No. DES was removed in Server 2025, but RC4 remains available and can be enabled explicitly. What is changing is the implicit default: RC4 will no longer be assumed for accounts without explicit configuration.

Will the April 2026 update break my environment immediately on install?

Yes, if you have SPN-bearing accounts with msDS-SupportedEncryptionTypes blank or 0 that depend on RC4. The enforcement is active as soon as the updated KDC starts. Run the audit steps in the AES Standardization Guide before deploying the April 2026 update, or roll back to Phase=1 (audit) immediately after install if failures occur.

I set DefaultDomainSupportedEncTypes = 60 (0x3C) on my DCs. Does that protect me?

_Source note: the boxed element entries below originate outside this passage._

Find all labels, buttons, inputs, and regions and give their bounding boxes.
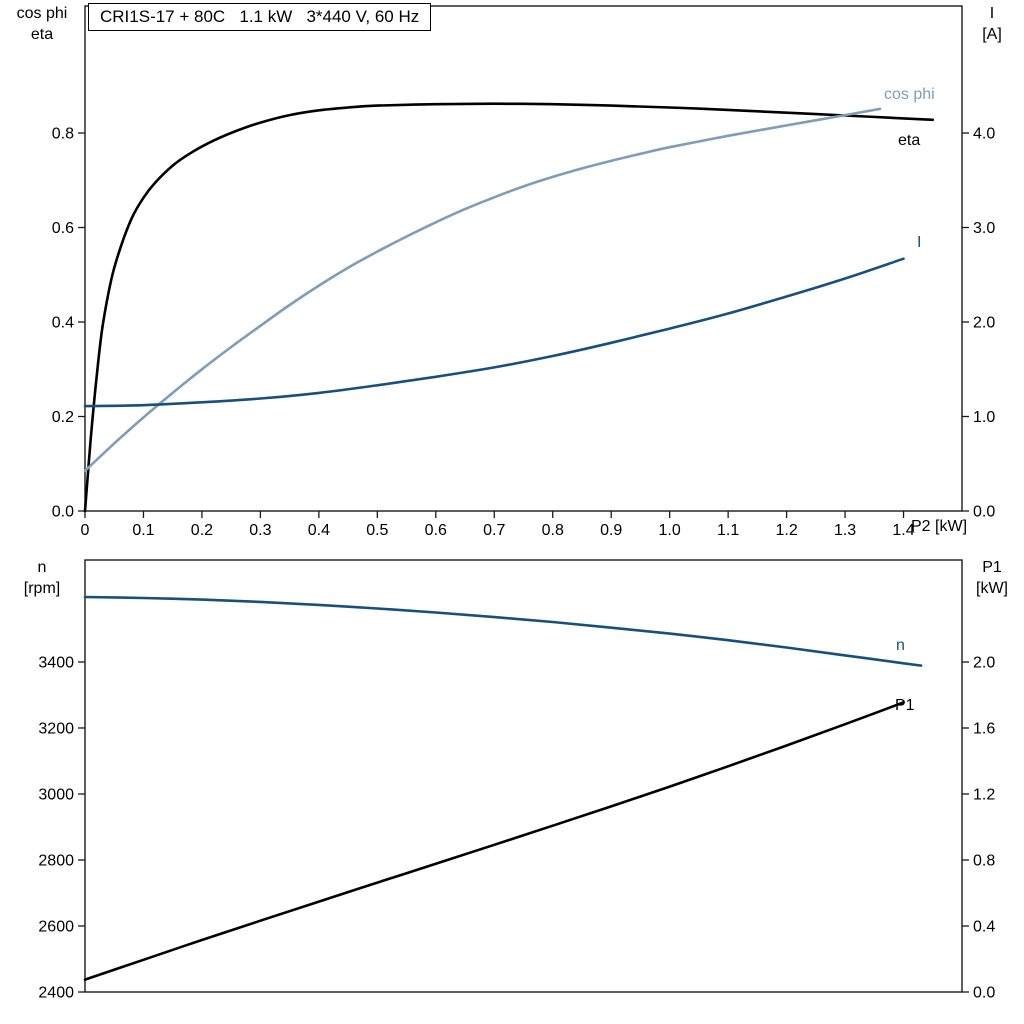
cosphi-axis-title: cos phi — [16, 5, 68, 22]
right-tick-label: 4.0 — [973, 126, 995, 143]
left-tick-label: 2400 — [38, 985, 74, 1002]
eta-axis-title: eta — [30, 26, 54, 43]
curve-eta — [83, 102, 935, 513]
left-tick-label: 3400 — [38, 654, 74, 671]
top-left-axis-title: cos phi eta — [2, 3, 82, 45]
right-tick-label: 0.0 — [973, 985, 995, 1002]
current-axis-unit: [A] — [982, 26, 1002, 43]
speed-axis-unit: [rpm] — [23, 580, 61, 597]
current-curve-label: I — [917, 234, 922, 251]
top-plot-border — [84, 5, 963, 512]
right-tick-label: 1.0 — [973, 409, 995, 426]
curve-cos-phi — [83, 107, 882, 473]
right-tick-label: 2.0 — [973, 315, 995, 332]
left-tick-label: 0.6 — [52, 220, 74, 237]
right-tick-label: 1.2 — [973, 787, 995, 804]
x-tick-label: 1.4 — [892, 522, 914, 539]
speed-curve-label: n — [896, 637, 905, 654]
right-tick-label: 0.0 — [973, 504, 995, 521]
left-tick-label: 0.2 — [52, 409, 74, 426]
cos-phi-curve-label: cos phi — [884, 86, 935, 103]
top-right-axis-title: I [A] — [964, 3, 1020, 45]
chart-title-box: CRI1S-17 + 80C 1.1 kW 3*440 V, 60 Hz — [88, 3, 432, 31]
x-tick-label: 0.9 — [600, 522, 622, 539]
x-tick-label: 0.2 — [191, 522, 213, 539]
x-tick-label: 1.3 — [834, 522, 856, 539]
left-tick-label: 2600 — [38, 918, 74, 935]
left-tick-label: 2800 — [38, 852, 74, 869]
p1-axis-unit: [kW] — [976, 580, 1008, 597]
x-tick-label: 0.5 — [366, 522, 388, 539]
bottom-left-axis-title: n [rpm] — [2, 557, 82, 599]
x-tick-label: 0.3 — [249, 522, 271, 539]
p1-curve-label: P1 — [895, 697, 915, 714]
x-tick-label: 0.4 — [308, 522, 330, 539]
curve-I — [83, 257, 905, 408]
left-tick-label: 3200 — [38, 720, 74, 737]
x-tick-label: 1.0 — [659, 522, 681, 539]
bottom-right-axis-title: P1 [kW] — [962, 557, 1022, 599]
x-tick-label: 1.1 — [717, 522, 739, 539]
right-tick-label: 0.8 — [973, 853, 995, 870]
x-tick-label: 0.8 — [542, 522, 564, 539]
left-tick-label: 0.0 — [52, 504, 74, 521]
right-tick-label: 1.6 — [973, 721, 995, 738]
right-tick-label: 0.4 — [973, 919, 995, 936]
speed-axis-title: n — [37, 559, 47, 576]
right-tick-label: 2.0 — [973, 655, 995, 672]
x-axis-label: P2 [kW] — [911, 518, 968, 535]
x-tick-label: 1.2 — [775, 522, 797, 539]
x-tick-label: 0.7 — [483, 522, 505, 539]
current-axis-title: I — [989, 5, 995, 22]
x-tick-label: 0.6 — [425, 522, 447, 539]
curve-n — [83, 595, 923, 667]
left-tick-label: 0.4 — [52, 315, 74, 332]
curve-P1 — [83, 701, 905, 981]
right-tick-label: 3.0 — [973, 220, 995, 237]
eta-curve-label: eta — [898, 132, 921, 149]
bottom-plot-border — [84, 559, 963, 993]
x-tick-label: 0 — [81, 522, 90, 539]
p1-axis-title: P1 — [982, 559, 1002, 576]
left-tick-label: 3000 — [38, 786, 74, 803]
left-tick-label: 0.8 — [52, 126, 74, 143]
x-tick-label: 0.1 — [132, 522, 154, 539]
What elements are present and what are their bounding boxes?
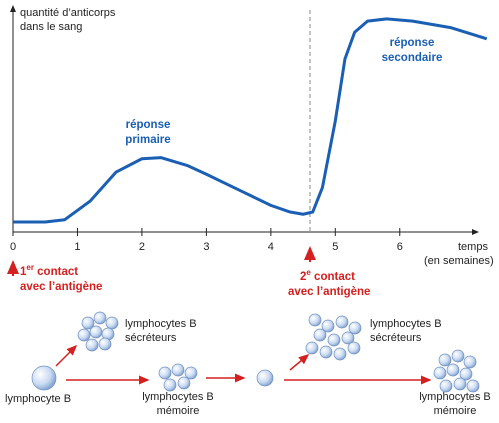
cell xyxy=(105,316,119,330)
cell xyxy=(93,311,107,325)
cell xyxy=(433,366,447,380)
x-label: temps xyxy=(458,241,488,253)
cell-label: mémoire xyxy=(157,405,200,417)
cell xyxy=(158,366,172,380)
contact-text: contact xyxy=(311,271,355,283)
cell xyxy=(341,331,355,345)
cell-label: lymphocytes B xyxy=(419,391,491,403)
cell xyxy=(319,345,333,359)
chart: quantité d’anticorps dans le sang temps … xyxy=(6,5,494,298)
x-tick-label: 4 xyxy=(268,241,274,253)
cell xyxy=(305,341,319,355)
x-tick-label: 6 xyxy=(397,241,403,253)
cell xyxy=(327,333,341,347)
contact-label: 2e contact xyxy=(300,268,355,283)
cell xyxy=(89,325,103,339)
cell xyxy=(98,337,112,351)
cell xyxy=(446,363,460,377)
contact-number: 1 xyxy=(20,266,27,278)
contact-label: 1er contact xyxy=(20,263,78,278)
cell xyxy=(171,363,185,377)
x-tick-label: 2 xyxy=(139,241,145,253)
cell xyxy=(333,347,347,361)
contact-sup: e xyxy=(306,268,311,277)
annotation: primaire xyxy=(125,134,170,146)
cell-label: lymphocytes B xyxy=(370,318,442,330)
x-tick-label: 0 xyxy=(10,241,16,253)
cell-label: sécréteurs xyxy=(125,332,177,344)
cell xyxy=(163,378,177,392)
curve xyxy=(13,17,488,224)
contact-number: 2 xyxy=(300,271,306,283)
cell-label: mémoire xyxy=(434,405,477,417)
cell xyxy=(459,367,473,381)
cell xyxy=(347,341,361,355)
cell xyxy=(463,355,477,369)
cell xyxy=(85,338,99,352)
contact-label: avec l’antigène xyxy=(20,281,102,293)
cell xyxy=(438,353,452,367)
cell xyxy=(81,316,95,330)
annotation: réponse xyxy=(126,119,171,131)
cell xyxy=(439,379,453,393)
contact-sup: er xyxy=(26,263,34,272)
cell xyxy=(313,328,327,342)
cell xyxy=(321,319,335,333)
cell xyxy=(453,377,467,391)
contact-text: contact xyxy=(34,266,78,278)
contact-label: avec l’antigène xyxy=(288,286,370,298)
y-label: quantité d’anticorps xyxy=(20,7,116,19)
cell xyxy=(256,369,274,387)
arrow xyxy=(55,344,78,367)
x-tick-label: 1 xyxy=(74,241,80,253)
x-tick-label: 5 xyxy=(332,241,338,253)
cell-label: sécréteurs xyxy=(370,332,422,344)
cell-label: lymphocyte B xyxy=(5,393,71,405)
x-label: (en semaines) xyxy=(424,255,494,267)
annotation: secondaire xyxy=(382,52,443,64)
y-label: dans le sang xyxy=(20,21,82,33)
cell xyxy=(335,315,349,329)
cell xyxy=(77,328,91,342)
cell-label: lymphocytes B xyxy=(125,318,197,330)
cell-diagram: lymphocyte B lymphocytes B sécréteurs ly… xyxy=(5,311,491,417)
cell xyxy=(177,376,191,390)
cell xyxy=(31,365,57,391)
arrow xyxy=(289,354,310,371)
cell xyxy=(451,349,465,363)
cell xyxy=(308,313,322,327)
cell-label: lymphocytes B xyxy=(142,391,214,403)
x-tick-label: 3 xyxy=(203,241,209,253)
cell xyxy=(184,366,198,380)
annotation: réponse xyxy=(390,37,435,49)
cell xyxy=(348,321,362,335)
cell xyxy=(466,379,480,393)
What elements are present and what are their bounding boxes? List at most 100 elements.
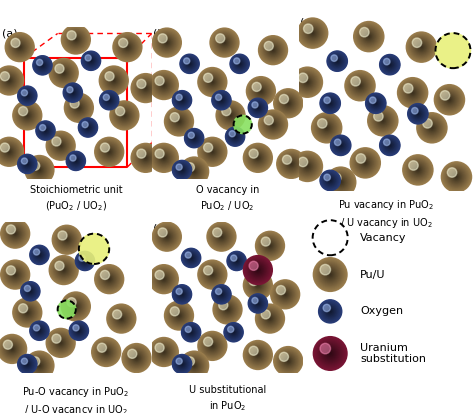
Circle shape: [73, 304, 79, 309]
Circle shape: [85, 124, 91, 131]
Circle shape: [149, 264, 179, 294]
Circle shape: [10, 347, 14, 351]
Circle shape: [109, 76, 118, 85]
Circle shape: [157, 227, 177, 247]
Circle shape: [83, 123, 92, 132]
Circle shape: [155, 271, 172, 287]
Circle shape: [58, 340, 64, 346]
Circle shape: [181, 353, 207, 378]
Circle shape: [39, 124, 52, 137]
Circle shape: [188, 132, 194, 138]
Circle shape: [99, 90, 119, 111]
Circle shape: [264, 41, 273, 50]
Circle shape: [418, 44, 425, 50]
Circle shape: [417, 113, 447, 143]
Circle shape: [134, 356, 139, 360]
Circle shape: [72, 157, 80, 164]
Circle shape: [14, 274, 16, 275]
Circle shape: [230, 254, 243, 268]
Circle shape: [331, 135, 350, 155]
Circle shape: [251, 101, 265, 115]
Circle shape: [101, 272, 117, 287]
Circle shape: [176, 95, 188, 106]
Circle shape: [359, 157, 372, 169]
Circle shape: [25, 162, 29, 166]
Circle shape: [368, 95, 384, 112]
Circle shape: [183, 250, 199, 266]
Circle shape: [172, 160, 192, 180]
Circle shape: [159, 35, 174, 50]
Circle shape: [248, 275, 268, 295]
Circle shape: [355, 153, 375, 173]
Circle shape: [177, 95, 187, 105]
Circle shape: [335, 59, 340, 64]
Circle shape: [271, 48, 275, 52]
Circle shape: [20, 357, 35, 371]
Circle shape: [36, 328, 43, 334]
Circle shape: [153, 268, 175, 290]
Circle shape: [155, 344, 172, 360]
Circle shape: [248, 345, 268, 365]
Circle shape: [235, 259, 238, 263]
Circle shape: [337, 142, 344, 149]
Circle shape: [66, 152, 85, 170]
Circle shape: [424, 120, 440, 136]
Circle shape: [157, 33, 177, 52]
Circle shape: [39, 125, 46, 131]
Circle shape: [228, 252, 246, 270]
Text: U substitutional
in PuO$_2$: U substitutional in PuO$_2$: [189, 385, 266, 413]
Circle shape: [265, 117, 281, 132]
Circle shape: [227, 325, 241, 339]
Circle shape: [176, 94, 182, 100]
Circle shape: [106, 73, 121, 88]
Circle shape: [72, 157, 80, 165]
Circle shape: [64, 237, 70, 243]
Circle shape: [70, 322, 88, 339]
Circle shape: [284, 100, 292, 107]
Circle shape: [334, 58, 340, 64]
Circle shape: [136, 357, 137, 359]
Circle shape: [6, 225, 16, 234]
Circle shape: [100, 90, 119, 110]
Circle shape: [75, 160, 77, 162]
Circle shape: [410, 90, 416, 96]
Circle shape: [231, 133, 239, 140]
Circle shape: [45, 130, 46, 132]
Circle shape: [35, 327, 44, 335]
Circle shape: [22, 90, 32, 101]
Circle shape: [259, 110, 287, 139]
Circle shape: [158, 274, 169, 285]
Circle shape: [315, 260, 345, 290]
Circle shape: [203, 142, 221, 161]
Circle shape: [169, 306, 189, 325]
Circle shape: [286, 159, 297, 169]
Circle shape: [156, 272, 172, 287]
Circle shape: [403, 83, 422, 102]
Circle shape: [277, 92, 300, 115]
Circle shape: [149, 71, 178, 100]
Circle shape: [287, 102, 290, 105]
Circle shape: [153, 223, 181, 250]
Circle shape: [143, 86, 148, 90]
Circle shape: [229, 54, 250, 74]
Circle shape: [29, 320, 50, 341]
Circle shape: [99, 268, 120, 290]
Circle shape: [331, 173, 350, 192]
Circle shape: [255, 105, 261, 111]
Circle shape: [211, 29, 238, 56]
Circle shape: [379, 54, 401, 76]
Circle shape: [307, 81, 308, 83]
Circle shape: [256, 302, 259, 305]
Circle shape: [203, 337, 213, 346]
Circle shape: [365, 93, 386, 114]
Circle shape: [163, 39, 171, 46]
Circle shape: [81, 121, 95, 134]
Circle shape: [253, 103, 263, 113]
Circle shape: [247, 344, 268, 366]
Circle shape: [264, 313, 275, 324]
Circle shape: [155, 31, 178, 54]
Circle shape: [328, 352, 332, 355]
Circle shape: [254, 104, 262, 112]
Circle shape: [437, 87, 462, 112]
Text: Vacancy: Vacancy: [360, 233, 407, 243]
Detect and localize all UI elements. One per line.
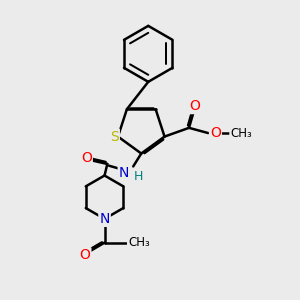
Text: O: O <box>189 99 200 113</box>
Text: O: O <box>80 248 90 262</box>
Text: N: N <box>118 166 129 180</box>
Text: O: O <box>81 151 92 165</box>
Text: CH₃: CH₃ <box>230 127 252 140</box>
Text: N: N <box>99 212 110 226</box>
Text: H: H <box>134 170 143 183</box>
Text: S: S <box>110 130 119 144</box>
Text: CH₃: CH₃ <box>128 236 150 249</box>
Text: O: O <box>210 126 221 140</box>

Per Microsoft's documented intent (KB5073381), an explicit DDSET should not be overridden by enforcement. In practice, lab testing of KB5078763 showed DDSET with RC4 is still overridden. Do not rely on DDSET as a substitute for setting msDS-SupportedEncryptionTypes on individual accounts.

Can I roll back after July 2026?

No. The RC4DefaultDisablementPhase registry key is removed by the July 2026 update. Enforcement is permanent. The only remaining way to use RC4 is to set msDS-SupportedEncryptionTypes to include the RC4 bit on the specific service account and allow RC4 in the DC GPO.

Does DefaultDomainSupportedEncTypes need to include RC4 for legacy services?

No. DDSET is a KDC fallback for accounts with msDS-SET = 0. If you are using per-account msDS-SET = 60 (0x3C) for legacy services, DDSET is irrelevant for those accounts. DDSET would only matter for accounts that you deliberately leave unconfigured (blank/0) and want to treat as RC4-capable — which is not recommended.